With Skyring’s blessing to continue The Grates without her, Patience Hodgson and John Patterson are now writing as a duo and performing with a rotation of bassists and drummers. They are back in Australia to release their latest LP, Secret Rituals, and show off their steady yet striking, NY-driven evolution since 2008’s Teeth Lost, Heart Won.

‘We’ve always really loved touring America and we wanted to go over there and have a base to tour out of for a little bit,’ explains Patterson. ‘It seemed like Brooklyn was cheaper than Manhattan and we’d have a great time there so that’s why we chose it. But then we ended up falling in love with it.

‘A cool thing about America is that there’s always a great show on every night if you want to go out. I think it’s just big…New York state’s almost the size of the whole of Australia in population so there’s always a lot going on.

‘Where we used to rehearse, we shared it probably with 40 different bands and about 50 different visual artists all in the same building. When you arrive to rehearse, there’s all these other people arriving to work on their art and I think that’s kind of inspiring. Also that the city’s so big and keeps going on whether you’re there or not, so I think there’s this drive to contribute to the culture a little bit. I think subconsciously, you feel that.

‘There’s so many options available over there and you see there’s so many things you can do with your life, I think it helped me and Patience really focus on the band and then Alana wanted to do something else. It kind of made sense. We took a big chance going to New York anyway, just changing our lives up so much, so something was bound to happen.

Having often been termed a “cute” band, due to the colourful outfits they often donned for photo shoots and their kitschy clips, Secret Rituals shows a distinct departure from this identity. The video clip to lead single, ‘Turn Me On’, is more film noir and dismemberment than dainty frolics and farm animals, and the result is a piece of art in itself, both eerie and rather beautiful. It’s more, well, grown up.

‘I think we wanted to do something that felt a bit more like an evolution on what we were doing,’ says Patterson of the clip. ‘[You] get bored of trying to make something really really crazy…even though it ended up being kind of crazy, we were trying to hone it in. Make it more focused.’

Following Skyring’s departure, the remaining two members recruited Brooklyn-based Ben Marshall to drum over their demos and also decided to include the ol’ bass in their songs for the first time.

‘It feels so different having that extra element driving the songs along. I don’t think many people have heard the album yet but I think, just from the first song, it seems really positive,’ Patterson states enthusiastically, referring to the positive reception and copious airplay they’ve already received for ‘Turn Me On’ ahead of the album release. But that’s not to say that he never had any doubts about moving forward with Hodgson.

‘I wondered whether we should’ve been The Grates or start something new…but I still wanted to make music and we just decided that we were still The Grates. We still felt like The Grates.’
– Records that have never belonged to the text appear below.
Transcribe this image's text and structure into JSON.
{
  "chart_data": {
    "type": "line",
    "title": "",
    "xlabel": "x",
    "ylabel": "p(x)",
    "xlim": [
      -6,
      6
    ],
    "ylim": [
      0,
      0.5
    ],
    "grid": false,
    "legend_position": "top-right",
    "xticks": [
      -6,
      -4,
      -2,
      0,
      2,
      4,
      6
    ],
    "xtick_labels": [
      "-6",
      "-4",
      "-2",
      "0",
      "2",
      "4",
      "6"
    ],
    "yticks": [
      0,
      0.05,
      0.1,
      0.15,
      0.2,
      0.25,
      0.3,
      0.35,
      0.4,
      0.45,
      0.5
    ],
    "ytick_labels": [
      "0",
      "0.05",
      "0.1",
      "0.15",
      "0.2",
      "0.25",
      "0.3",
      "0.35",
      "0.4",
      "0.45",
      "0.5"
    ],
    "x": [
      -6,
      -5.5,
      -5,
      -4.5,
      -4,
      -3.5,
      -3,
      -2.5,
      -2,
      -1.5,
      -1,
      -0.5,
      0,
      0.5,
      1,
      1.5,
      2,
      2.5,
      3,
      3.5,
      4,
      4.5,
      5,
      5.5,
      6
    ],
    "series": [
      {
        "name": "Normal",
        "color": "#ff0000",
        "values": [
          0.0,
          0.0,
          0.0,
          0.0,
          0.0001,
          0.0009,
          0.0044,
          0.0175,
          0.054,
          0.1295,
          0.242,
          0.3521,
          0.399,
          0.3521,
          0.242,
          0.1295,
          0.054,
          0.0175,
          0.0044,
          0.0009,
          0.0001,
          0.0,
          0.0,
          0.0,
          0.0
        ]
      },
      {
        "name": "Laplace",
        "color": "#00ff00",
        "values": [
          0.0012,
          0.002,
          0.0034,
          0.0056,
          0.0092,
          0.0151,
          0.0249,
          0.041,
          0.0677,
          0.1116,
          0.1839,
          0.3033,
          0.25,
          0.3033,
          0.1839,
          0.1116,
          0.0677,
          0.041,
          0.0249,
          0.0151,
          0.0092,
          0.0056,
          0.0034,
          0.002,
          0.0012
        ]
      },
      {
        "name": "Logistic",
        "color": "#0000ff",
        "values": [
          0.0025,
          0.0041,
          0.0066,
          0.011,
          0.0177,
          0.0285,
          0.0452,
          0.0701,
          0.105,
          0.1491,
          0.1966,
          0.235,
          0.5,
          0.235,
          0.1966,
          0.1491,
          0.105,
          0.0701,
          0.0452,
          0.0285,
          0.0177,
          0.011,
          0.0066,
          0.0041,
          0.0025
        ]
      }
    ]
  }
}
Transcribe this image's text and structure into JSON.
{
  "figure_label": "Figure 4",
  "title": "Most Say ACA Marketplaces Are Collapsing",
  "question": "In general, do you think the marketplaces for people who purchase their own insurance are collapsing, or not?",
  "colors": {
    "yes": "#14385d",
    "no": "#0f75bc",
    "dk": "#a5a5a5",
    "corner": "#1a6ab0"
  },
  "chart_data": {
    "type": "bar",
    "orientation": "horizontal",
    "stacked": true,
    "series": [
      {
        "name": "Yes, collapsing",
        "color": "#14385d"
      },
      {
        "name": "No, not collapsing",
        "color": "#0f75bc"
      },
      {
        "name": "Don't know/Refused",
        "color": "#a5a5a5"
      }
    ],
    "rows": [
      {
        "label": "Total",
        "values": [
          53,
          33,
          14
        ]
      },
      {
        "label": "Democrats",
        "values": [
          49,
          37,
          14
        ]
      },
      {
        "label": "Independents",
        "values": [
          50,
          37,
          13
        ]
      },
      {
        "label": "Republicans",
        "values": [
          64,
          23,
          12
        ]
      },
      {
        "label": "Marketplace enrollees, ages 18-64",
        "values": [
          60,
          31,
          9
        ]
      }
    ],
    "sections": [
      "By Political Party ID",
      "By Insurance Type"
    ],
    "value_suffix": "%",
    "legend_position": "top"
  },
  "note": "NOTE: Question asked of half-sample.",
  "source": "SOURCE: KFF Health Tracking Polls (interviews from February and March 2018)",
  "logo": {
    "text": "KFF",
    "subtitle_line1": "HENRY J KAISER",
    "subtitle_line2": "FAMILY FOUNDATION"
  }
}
And if you’re looking for insider tips as to the album’s best tracks, you can take cue from Patterson himself:

‘‘Change’ and ‘Like you could have it all’…I just like how it’s slow and sludgy and how fuzzy they are, and getting to do lots of weird guitar layered distortion and stuff like that. And ‘Turn Me On’ just came together so easy and so quickly that it just felt like it was a breath of fresh air to us.’